The Warehouse Group has reported sales growth for the third quarter, reversing the decline in the first half.
Group sales for the 13 weeks ended April 28 rose 2.2 per cent to $710.5 million, with same-store sales up 2.4 per cent.
The Warehouse sales increased 1.9 per cent to $415.9 million, with same-store sales up 3.4 per cent. Warehouse Stationery sales fell 3.3 per cent, while Noel Leeming recorded a 4.5 per cent uplift.
Average retail selling prices declined 4.3 per cent as part of the group’s investment into price, which resulted in a 7.2 per cent increase in units sold.
“The group’s February sales performance was strong, while March and April sales showed softer trends however still exceeded the same period last year,” said interim CEO John Journee.

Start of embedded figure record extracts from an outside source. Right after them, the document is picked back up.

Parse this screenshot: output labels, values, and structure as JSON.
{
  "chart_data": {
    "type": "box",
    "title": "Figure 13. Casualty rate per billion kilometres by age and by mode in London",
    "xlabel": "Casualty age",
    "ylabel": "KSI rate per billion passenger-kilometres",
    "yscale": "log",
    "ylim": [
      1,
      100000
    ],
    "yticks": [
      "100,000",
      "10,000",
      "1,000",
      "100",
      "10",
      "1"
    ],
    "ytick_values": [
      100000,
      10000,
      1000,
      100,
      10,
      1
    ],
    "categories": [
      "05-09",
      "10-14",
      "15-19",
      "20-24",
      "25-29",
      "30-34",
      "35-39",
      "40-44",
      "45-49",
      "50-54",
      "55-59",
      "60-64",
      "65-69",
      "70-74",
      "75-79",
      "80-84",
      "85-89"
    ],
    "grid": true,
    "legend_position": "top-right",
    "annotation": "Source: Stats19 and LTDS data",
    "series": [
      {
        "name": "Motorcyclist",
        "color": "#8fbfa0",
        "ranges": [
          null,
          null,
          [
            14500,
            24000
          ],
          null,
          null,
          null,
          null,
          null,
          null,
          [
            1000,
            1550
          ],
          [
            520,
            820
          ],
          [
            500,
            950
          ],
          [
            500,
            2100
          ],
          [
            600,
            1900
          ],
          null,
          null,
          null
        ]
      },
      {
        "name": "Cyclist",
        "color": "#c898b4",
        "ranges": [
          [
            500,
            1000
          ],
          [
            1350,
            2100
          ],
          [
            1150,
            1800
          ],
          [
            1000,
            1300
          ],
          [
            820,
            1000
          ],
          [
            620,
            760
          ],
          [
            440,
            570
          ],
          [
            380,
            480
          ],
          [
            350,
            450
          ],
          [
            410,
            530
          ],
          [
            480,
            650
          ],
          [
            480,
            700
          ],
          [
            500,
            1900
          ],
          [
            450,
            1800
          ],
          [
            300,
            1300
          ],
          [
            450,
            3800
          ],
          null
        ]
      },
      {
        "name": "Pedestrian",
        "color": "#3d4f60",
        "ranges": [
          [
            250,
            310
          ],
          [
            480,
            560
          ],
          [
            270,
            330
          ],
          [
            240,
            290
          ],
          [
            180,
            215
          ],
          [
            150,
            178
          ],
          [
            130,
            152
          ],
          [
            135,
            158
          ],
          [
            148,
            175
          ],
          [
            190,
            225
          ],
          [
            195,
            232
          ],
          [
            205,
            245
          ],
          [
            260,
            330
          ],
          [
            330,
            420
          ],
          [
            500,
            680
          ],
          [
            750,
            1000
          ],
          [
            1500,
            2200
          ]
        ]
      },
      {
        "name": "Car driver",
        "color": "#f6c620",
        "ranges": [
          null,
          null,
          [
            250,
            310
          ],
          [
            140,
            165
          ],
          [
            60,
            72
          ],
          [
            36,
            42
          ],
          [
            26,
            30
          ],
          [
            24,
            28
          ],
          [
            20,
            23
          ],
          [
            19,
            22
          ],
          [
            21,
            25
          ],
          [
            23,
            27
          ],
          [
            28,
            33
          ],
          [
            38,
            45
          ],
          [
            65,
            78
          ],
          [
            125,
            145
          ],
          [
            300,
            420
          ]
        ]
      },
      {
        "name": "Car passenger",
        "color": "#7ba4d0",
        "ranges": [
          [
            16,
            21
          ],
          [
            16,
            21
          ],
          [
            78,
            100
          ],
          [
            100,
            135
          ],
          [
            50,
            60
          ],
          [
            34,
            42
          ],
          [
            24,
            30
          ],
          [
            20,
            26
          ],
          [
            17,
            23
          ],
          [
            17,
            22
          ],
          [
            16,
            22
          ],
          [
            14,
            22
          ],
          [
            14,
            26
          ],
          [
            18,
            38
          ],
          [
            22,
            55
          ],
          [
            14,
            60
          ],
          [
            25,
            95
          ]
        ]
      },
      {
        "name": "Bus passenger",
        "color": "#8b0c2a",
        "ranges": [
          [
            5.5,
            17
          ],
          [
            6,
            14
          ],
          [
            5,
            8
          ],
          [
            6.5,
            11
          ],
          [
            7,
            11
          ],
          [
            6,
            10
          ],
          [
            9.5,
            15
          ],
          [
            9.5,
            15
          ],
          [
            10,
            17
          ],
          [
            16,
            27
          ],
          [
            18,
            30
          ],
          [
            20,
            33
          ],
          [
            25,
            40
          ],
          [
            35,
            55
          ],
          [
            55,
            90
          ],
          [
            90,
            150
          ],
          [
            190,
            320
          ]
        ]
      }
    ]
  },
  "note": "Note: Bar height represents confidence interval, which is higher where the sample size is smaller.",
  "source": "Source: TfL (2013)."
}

On the bottom line, gross profit slid 2 per cent to $223.3 million as a result of a lower margin.
“Whilst in part this was due to brand mix across the group, the retail landscape continues to see high promotional activity which, combined with our own strategic pricing reset across key product lines and markdowns required to clear seasonal merchandise, is placing pressure on our gross margin performance,” Journee explained.
The group anticipates subdued consumer demand for the remainder of FY25 as tight economic conditions and global uncertainty impact consumer confidence. However, possible further interest rate cuts may provide financial relief to some New Zealand households later this year.